Die bösen Wahrheiten des Thomas-Bernhard-Chatbot
Thomas Bernhard (1931–1989), der Meister des Städtebeschimpfens? Der Schriftsteller konnte auch ganz anders, wie ein neu entdecktes Gedicht in der bis Februar 2027 laufenden Sonderausstellung („Dem Stumpfsinn die Geisteskappe aufsetzen“) im Literaturmuseum in der Wiener Innenstadt zeigt. Salzburg nennt er da die „Königin der Städte“, gerahmt von um das Jahr 1955 entstandenen Fotos, auf denen der junge Bernhard als Austro-James-Dean zu sehen ist.
Die Schau nähert sich dem Schriftsteller denkbar unmuseal. Neben kürzlich erworbenen Original-Typoskripten, wuchtigen Holzmöbeln aus dem Besitz des Literaten und dem Führerschein Bernhards – der Autor verdingte sich einst als Bierbrauerei-Fahrer – glänzt die Ausstellung durch ihre spielerischen Zugänge, darunter ein Städteschmäh-Quiz, Global-Bernhard-Playlisten und der mit der gesammelten Prosa gefütterte „Thomas Bernhard Chatbot“.

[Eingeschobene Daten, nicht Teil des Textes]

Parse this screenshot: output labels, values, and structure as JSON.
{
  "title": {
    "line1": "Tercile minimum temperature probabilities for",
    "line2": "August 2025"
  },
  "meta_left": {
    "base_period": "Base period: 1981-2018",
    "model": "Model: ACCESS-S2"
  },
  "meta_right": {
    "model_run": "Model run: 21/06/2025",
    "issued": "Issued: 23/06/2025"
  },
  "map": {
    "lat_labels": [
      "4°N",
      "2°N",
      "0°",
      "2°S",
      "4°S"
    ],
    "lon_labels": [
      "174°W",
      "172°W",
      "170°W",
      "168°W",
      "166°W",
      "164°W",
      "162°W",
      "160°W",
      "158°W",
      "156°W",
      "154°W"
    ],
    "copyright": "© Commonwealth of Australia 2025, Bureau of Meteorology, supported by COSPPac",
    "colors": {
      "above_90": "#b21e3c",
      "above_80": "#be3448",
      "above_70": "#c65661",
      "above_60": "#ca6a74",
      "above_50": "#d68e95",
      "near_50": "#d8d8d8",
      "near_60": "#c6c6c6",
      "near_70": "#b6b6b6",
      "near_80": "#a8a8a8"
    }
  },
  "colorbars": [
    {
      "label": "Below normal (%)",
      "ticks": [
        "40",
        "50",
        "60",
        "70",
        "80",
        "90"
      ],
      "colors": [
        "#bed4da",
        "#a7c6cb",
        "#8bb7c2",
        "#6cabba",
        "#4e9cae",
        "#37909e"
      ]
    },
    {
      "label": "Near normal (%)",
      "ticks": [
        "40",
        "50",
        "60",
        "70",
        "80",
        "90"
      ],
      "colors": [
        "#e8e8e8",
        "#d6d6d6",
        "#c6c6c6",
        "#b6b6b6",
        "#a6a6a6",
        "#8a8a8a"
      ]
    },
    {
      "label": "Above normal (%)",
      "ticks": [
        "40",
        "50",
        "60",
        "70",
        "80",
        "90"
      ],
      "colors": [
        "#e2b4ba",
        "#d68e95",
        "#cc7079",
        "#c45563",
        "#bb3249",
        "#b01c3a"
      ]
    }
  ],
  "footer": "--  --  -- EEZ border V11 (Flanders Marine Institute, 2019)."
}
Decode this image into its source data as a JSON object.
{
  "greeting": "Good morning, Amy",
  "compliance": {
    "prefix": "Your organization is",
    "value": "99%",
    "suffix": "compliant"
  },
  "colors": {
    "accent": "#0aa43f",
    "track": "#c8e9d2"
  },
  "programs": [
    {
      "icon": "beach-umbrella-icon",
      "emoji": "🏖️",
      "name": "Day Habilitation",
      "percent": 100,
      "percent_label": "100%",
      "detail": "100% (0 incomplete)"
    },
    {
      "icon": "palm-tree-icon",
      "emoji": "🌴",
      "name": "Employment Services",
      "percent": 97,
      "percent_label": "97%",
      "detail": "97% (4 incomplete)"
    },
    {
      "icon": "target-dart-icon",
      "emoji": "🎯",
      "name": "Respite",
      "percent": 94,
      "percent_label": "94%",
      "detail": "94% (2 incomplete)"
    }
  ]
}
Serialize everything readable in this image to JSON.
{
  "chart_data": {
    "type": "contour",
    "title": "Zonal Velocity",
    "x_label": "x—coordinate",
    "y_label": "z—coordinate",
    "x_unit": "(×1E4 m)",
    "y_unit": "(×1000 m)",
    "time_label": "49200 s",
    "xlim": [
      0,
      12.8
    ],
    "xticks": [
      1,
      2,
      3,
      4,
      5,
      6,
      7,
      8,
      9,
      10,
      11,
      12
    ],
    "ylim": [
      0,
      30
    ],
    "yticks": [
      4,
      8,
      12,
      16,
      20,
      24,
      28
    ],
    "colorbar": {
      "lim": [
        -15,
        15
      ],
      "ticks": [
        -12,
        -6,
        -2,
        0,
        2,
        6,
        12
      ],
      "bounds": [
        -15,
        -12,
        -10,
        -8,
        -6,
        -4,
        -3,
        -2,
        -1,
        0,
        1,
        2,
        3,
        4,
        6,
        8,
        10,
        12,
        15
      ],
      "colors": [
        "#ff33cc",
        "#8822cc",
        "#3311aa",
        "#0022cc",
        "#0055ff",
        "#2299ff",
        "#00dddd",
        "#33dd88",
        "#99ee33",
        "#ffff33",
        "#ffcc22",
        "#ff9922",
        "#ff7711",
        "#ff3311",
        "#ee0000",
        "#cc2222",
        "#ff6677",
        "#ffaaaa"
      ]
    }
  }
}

Auf die Frage „Warum leben wir?“ hat die Maschine hübsche Bernhard-Bosheiten parat: „Wir leben, weil wir schon gemacht worden sind, ohne gefragt worden zu sein, und dann leben wir weiter aus Gewohnheit, aus Feigheit, aus diesem erbärmlichen Festhalten am Atemholen, das wir Leben nennen, während wir in Wahrheit nur Vorsichtsmaßnahmen fürs Sterben treffen.“ Was wäre dem hinzuzufügen?